Behind all this lay the libertarian community, its oddness and 'madness'; it's flight pattern for the poor and the welcome maladjusted. Behind all this also lay the welcome Afro-Caribbean community and a subsequent, slowly unfolding on-going riot.
In this text there is undoubtedly a lauding of riot – no matter how brutal everyday life insisted otherwise. To be sure, distinctions are made between lousy and laudable riot when in fact, it was far more of a complicated matter. Loren Goldner in America now always querulously raises this matter: when was it OK and when did it go ape shit? When did the real era of fuckhead culture kick in (let's attack and fuck-up everybody) which it ominously and tentatively forecasts. And then on the terrain of All Saints in Notting Hill, how gentrification and increasing fuckheadism danced, tango-like, to a deadly tune.
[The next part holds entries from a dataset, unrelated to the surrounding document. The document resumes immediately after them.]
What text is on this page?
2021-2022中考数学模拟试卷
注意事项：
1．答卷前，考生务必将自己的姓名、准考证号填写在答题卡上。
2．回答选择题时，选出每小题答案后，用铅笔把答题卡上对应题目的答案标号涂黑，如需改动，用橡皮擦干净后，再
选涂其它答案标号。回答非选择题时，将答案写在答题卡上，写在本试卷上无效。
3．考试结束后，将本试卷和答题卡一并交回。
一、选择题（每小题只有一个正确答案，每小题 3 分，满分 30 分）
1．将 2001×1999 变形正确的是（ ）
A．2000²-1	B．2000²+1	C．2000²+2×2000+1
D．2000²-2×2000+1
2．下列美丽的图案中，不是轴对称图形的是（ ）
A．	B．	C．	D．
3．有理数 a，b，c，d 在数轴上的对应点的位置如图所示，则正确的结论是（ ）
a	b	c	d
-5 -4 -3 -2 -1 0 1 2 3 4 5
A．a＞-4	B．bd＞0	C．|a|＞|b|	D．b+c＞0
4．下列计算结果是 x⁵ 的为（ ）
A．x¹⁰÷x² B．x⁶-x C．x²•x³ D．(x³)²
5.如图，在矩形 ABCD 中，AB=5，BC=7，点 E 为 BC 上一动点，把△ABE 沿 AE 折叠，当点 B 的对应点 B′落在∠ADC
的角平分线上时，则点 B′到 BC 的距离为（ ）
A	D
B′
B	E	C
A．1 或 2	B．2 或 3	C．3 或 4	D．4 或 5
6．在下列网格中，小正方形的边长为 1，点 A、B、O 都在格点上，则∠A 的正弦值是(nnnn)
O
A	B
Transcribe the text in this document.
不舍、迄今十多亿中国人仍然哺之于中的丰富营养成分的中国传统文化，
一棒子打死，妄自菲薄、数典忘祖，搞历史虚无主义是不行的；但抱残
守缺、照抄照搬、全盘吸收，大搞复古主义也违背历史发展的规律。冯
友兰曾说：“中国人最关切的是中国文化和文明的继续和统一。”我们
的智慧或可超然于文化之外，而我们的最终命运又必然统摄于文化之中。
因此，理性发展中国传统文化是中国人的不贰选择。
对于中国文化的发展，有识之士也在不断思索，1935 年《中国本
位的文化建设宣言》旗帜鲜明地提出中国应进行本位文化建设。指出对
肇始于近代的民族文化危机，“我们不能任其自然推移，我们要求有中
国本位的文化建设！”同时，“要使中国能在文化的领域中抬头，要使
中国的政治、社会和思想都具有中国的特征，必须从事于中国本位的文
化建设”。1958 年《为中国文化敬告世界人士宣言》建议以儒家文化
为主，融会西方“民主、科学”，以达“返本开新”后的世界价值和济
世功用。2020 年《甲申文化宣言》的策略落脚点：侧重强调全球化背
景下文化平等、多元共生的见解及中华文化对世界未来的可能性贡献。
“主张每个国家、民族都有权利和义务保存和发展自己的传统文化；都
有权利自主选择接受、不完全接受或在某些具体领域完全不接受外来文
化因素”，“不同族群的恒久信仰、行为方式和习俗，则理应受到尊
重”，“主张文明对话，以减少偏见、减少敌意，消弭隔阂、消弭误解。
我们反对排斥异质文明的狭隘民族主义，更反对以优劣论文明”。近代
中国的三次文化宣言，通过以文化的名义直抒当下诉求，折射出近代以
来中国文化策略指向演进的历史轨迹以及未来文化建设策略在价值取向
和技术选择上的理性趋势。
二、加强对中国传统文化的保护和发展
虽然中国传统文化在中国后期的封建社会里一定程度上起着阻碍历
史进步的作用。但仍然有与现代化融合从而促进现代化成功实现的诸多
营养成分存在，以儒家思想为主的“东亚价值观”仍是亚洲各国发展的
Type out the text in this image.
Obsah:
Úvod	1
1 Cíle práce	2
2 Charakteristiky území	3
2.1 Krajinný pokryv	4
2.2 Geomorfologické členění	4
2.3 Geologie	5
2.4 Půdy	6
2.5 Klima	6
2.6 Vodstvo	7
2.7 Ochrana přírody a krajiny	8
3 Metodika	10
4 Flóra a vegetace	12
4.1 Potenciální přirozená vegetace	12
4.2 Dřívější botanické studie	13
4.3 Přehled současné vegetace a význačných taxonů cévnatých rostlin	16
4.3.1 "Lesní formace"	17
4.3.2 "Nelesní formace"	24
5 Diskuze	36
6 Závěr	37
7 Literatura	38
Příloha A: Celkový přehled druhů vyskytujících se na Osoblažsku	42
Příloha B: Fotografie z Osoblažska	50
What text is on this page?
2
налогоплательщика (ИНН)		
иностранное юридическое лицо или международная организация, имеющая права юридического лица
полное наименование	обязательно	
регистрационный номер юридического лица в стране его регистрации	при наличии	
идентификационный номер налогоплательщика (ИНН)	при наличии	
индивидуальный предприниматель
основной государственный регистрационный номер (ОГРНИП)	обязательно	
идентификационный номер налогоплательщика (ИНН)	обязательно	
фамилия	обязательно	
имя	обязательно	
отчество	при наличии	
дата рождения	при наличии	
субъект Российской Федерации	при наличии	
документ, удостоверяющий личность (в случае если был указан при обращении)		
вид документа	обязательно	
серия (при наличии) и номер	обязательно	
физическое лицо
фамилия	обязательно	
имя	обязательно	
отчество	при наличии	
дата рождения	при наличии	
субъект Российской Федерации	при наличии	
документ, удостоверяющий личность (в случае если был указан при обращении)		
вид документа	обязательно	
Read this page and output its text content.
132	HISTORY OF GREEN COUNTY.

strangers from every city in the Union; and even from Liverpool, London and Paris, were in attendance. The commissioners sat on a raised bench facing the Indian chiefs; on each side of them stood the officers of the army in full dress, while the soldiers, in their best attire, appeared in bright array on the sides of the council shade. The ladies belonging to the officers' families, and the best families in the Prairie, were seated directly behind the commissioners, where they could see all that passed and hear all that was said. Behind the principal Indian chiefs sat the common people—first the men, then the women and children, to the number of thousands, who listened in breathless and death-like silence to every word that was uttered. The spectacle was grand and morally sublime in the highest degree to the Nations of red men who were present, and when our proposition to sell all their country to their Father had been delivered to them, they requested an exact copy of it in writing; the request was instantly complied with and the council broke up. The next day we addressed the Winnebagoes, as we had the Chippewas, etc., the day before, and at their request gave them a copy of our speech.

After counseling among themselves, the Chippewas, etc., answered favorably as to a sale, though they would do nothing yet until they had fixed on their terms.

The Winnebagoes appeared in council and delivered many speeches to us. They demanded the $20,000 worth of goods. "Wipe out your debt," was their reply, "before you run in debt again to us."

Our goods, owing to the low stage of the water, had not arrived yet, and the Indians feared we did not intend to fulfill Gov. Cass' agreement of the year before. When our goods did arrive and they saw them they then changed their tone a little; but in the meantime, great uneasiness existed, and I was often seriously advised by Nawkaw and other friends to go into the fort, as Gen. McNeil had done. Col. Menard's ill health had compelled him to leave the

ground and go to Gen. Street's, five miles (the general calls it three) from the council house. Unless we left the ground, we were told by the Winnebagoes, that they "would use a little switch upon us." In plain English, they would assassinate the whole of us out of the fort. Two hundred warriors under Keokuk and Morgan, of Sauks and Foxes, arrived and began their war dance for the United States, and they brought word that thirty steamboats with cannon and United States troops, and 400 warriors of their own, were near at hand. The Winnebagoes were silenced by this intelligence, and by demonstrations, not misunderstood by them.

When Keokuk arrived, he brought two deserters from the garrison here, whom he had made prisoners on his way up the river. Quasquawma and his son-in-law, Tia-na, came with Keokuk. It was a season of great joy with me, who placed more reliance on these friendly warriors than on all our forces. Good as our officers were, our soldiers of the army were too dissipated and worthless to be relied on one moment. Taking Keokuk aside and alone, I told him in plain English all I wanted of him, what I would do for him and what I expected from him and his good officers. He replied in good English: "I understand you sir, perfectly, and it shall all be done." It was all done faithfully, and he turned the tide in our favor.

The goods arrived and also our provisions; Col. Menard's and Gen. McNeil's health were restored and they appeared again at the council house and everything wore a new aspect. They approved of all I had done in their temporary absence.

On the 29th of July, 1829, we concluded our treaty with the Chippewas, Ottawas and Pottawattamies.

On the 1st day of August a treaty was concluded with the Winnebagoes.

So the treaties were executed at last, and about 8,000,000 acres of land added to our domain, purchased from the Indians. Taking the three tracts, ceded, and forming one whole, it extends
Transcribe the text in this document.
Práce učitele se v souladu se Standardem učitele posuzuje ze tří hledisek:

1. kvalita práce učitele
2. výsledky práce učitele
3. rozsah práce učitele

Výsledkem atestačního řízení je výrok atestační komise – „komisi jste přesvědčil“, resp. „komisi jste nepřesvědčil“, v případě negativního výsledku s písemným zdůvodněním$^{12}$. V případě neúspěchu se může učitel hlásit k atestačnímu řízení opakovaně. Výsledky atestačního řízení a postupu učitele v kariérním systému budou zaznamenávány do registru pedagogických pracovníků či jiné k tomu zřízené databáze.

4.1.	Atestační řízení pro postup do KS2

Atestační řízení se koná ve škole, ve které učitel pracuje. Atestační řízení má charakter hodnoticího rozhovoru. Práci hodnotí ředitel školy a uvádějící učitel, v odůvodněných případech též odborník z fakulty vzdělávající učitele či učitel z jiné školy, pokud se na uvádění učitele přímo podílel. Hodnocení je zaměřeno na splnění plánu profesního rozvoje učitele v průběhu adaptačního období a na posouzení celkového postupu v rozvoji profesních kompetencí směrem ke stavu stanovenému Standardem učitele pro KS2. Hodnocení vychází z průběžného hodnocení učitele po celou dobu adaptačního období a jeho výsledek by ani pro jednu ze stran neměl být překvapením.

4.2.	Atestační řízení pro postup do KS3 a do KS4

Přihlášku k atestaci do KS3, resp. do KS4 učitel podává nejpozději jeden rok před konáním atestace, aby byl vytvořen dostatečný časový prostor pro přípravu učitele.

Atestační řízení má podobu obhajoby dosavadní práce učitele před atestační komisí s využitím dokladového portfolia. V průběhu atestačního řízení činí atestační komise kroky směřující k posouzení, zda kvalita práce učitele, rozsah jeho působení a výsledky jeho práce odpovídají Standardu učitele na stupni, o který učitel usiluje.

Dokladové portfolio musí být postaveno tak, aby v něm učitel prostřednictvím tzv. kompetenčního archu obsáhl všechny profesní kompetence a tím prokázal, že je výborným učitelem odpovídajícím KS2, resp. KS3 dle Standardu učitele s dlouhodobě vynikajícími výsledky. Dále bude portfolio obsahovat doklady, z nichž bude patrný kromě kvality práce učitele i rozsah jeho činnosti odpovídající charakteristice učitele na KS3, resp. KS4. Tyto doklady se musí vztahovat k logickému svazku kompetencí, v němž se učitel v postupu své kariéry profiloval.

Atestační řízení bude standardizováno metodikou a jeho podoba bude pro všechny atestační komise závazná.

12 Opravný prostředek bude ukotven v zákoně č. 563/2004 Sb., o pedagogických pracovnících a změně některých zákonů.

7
However, the times in which 'Notting Hill' was written in the late 1980s meant the insights weren't proclaimed loudly enough. It is an in-detail account of a developing process that goes on far too long and is too far ranging despite the need to constantly keep the concept of totality ever present in the mind when it's still necessary to put forth the even more dire need for total revolution. At the time, individuals belonging to the Here And Now collective in Leeds, West Yorkshire said the text should have been reduced and the section related to the mini-stock market crash of 1987 was a distraction. Well, for sure, as there is a certain desperate clutching at straws – and the hoped for breakthrough never occurred ...and one gets older!